Tuesday, November 8, 2011

UGA and the ACT

Over the past 8-10 years, UGA has had a huge jump in the number of students submitting ACT scores. UGA treats the ACT in the same way that we do the SAT (neither one is better or worse, easier or harder, etc.), but there still seems to be a great deal of mystery about how UGA looks at the ACT. I will try my best to give you some insight into our process.

First, UGA requires that at least one ACT Writing score be submitted to UGA for us to use any ACT scores. For both the SAT and the ACT, UGA uses the Writing score information, so if we do not have an ACT Writing score, we cannot use a student's ACT scores. We are fine if one of your ACT exams has a Writing score and one does not, as we just need one (or more) Writing scores for the ACT. But we must have at least one ACT Writing score to use any ACT scores as a whole, and we cannot use the SAT Writing as a substitute.

When we look at the ACT scores, we are one of the schools that will superscore the ACT. This means that UGA will take your highest subscores in multiple ACT exams and use these highest scores both individually and in calculating the highest composite. The ACT determines the composite by adding together the English, Math, Science Reasoning and Reading subscores, then dividing by 4 (rounding to the nearest whole number). Since the Writing section is not required by the ACT, it is not used in the Composite score by the ACT. This is how you might have a higher overall Composite score than what your individual Composite scores are. Here is a quick example:
  • ACT 1: English-28, Math-29, Science-25, Reading-26 - Composite 27
  • ACT 2: English 24, Math 31, Science 27, Reading 23 - Composite 26
  • UGA Superscore:  English 28, Math 31, Science 27, Reading 26 - Composite 28
  • As well, UGA will use the highest ACT Writing score if you have more than one score.
When UGA looks at the scores in more detail, though, we are focusing on the subscores that match the SAT scores. As such, our focus is on the English subscore, the Math subscore, and the Writing subscore, as these match up with the SAT subscores. If you have both SAT and ACT (with Writing) scores, we will then use whichever test has the strongest scores. In addition to these three subscores being a good match to the SAT subscores, there has also been research showing that these three subscores are the best ACT score predictors of student success in college. The Washington Post has a good article about this ACT issue, although they use harsher language that I would.

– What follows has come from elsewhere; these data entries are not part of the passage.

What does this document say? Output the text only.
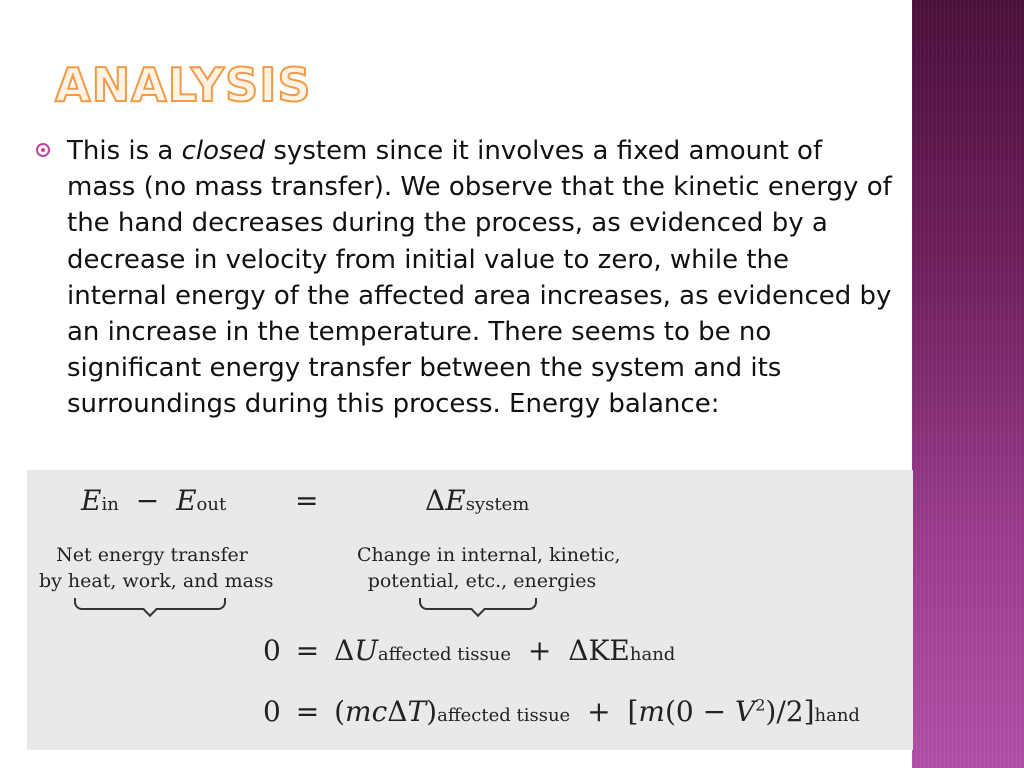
ANALYSIS
This is a closed system since it involves a fixed amount of mass (no mass transfer). We observe that the kinetic energy of the hand decreases during the process, as evidenced by a decrease in velocity from initial value to zero, while the internal energy of the affected area increases, as evidenced by an increase in the temperature. There seems to be no significant energy transfer between the system and its surroundings during this process. Energy balance:
Ein − Eout =	ΔEsystem
Net energy transfer
by heat, work, and mass
Change in internal, kinetic,
potential, etc., energies
0 = ΔUaffected tissue + ΔKEhand
0 = (mcΔT)affected tissue + $[m(0 - V^2)/2]hand$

So when you look at your ACT results and are discussing them with other people, know that we are looking at specific subscores, and that a Composite Score does not always give the most accurate information. Here are two more examples to give you a good understanding of the situation:

  • Student A: English -29, Math -30, Science -24, Reading -24, Combined English/Writing -31
  • Student B: English -25, Math -22, Science -29, Reading -31, Combined English/Writing - 26
The Composite score for both students is a 27, but the eyes of UGA, Student A has a much stronger ACT, specifically in the English, Math and Combined English/Writing subscores. So if they both go out and state that they have a 27 ACT, that does not really give the full and accurate story.

I hope this helps a little bit in understanding how UGA looks at the ACT, and Go Dawgs!